In 1806, the chapel was enlarged, and in 1822 one of the members of the Congregation went to Goa and brought back a statue of St. Anthony, which still resides on one of the church's altars. Construction of a new church commenced in 1828 and it was consecrated on 1 June 1834. The church was built in the Neoclassical style. In 1938 the church was improved and enlarged, with the addition of a chorister's gallery, large wings on side, and a mission house and meeting room behind the main altar. The enlarged church was consecrated on 16 February 1940.

Postal stamps worth five rupees were issued by the Sri Lankan government to commemorate the 175th anniversary of the church on 13 June 2010.

== 2019 attack ==
On 21 April 2019, Easter Sunday, the church was one in a series of targets of a string of suicide bomb blasts across Sri Lanka. At least 93 people were killed in the blast. On 9 June, Indian Prime Minister Narendra Modi visited the church, and paid tribute to the victims.

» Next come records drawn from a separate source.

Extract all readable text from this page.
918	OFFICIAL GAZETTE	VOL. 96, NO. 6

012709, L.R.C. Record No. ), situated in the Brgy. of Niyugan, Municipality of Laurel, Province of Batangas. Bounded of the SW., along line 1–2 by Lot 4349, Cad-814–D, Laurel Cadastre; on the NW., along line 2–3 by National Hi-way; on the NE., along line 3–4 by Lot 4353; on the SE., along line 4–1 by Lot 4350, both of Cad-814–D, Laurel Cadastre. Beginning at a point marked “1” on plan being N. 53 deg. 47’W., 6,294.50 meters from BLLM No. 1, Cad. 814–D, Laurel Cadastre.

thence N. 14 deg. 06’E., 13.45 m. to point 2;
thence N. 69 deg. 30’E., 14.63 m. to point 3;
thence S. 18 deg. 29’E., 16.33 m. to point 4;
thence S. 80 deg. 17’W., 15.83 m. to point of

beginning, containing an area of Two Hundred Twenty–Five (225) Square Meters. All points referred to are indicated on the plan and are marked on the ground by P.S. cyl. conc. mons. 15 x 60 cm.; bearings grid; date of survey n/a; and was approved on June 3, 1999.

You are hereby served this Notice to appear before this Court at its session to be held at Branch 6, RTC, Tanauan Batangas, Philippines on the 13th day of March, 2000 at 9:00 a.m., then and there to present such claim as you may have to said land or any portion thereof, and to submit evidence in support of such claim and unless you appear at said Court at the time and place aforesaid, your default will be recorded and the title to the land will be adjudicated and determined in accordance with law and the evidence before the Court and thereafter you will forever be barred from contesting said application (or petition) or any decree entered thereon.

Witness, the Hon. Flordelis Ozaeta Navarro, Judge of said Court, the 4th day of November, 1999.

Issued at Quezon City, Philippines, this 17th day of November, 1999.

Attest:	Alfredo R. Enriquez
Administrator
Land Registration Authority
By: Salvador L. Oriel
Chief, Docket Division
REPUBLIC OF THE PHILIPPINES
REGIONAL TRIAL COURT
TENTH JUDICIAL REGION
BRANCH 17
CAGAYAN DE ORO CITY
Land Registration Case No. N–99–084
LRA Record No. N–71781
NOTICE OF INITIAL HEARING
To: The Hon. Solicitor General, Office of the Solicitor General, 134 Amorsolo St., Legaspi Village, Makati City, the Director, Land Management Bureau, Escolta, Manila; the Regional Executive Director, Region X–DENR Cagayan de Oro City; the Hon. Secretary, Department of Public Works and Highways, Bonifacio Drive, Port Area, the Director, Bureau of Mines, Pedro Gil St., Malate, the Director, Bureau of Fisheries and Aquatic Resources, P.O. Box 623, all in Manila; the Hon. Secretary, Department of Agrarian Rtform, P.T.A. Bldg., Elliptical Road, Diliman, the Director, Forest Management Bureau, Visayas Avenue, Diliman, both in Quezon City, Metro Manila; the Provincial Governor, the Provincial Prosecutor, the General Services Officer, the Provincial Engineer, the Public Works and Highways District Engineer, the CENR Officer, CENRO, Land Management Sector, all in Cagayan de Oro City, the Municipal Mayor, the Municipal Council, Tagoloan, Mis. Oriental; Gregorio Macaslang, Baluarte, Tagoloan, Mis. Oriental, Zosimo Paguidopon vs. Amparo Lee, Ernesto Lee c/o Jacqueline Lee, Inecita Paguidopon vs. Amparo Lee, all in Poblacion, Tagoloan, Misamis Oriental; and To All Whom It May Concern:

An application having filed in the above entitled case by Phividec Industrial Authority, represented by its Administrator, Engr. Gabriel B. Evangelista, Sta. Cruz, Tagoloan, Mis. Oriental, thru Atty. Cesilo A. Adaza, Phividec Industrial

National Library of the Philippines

On 12 June 2019, the church was renovated solely by the Sri Lanka Navy and was opened for the public for the first time since the attacks. Cardinal Malcolm Ranjith conducted a special liturgy, remembering the Easter Sunday attack victims. He addressed what he called failures of the Sri Lankan government and its leadership during the occasion.

On 21 April 2025, 167 Catholics who died in the church bombing, along with those who died in the bombing of the Saint Sebastian church in Negombo, were recognised as "witnesses of faith" by the Vatican.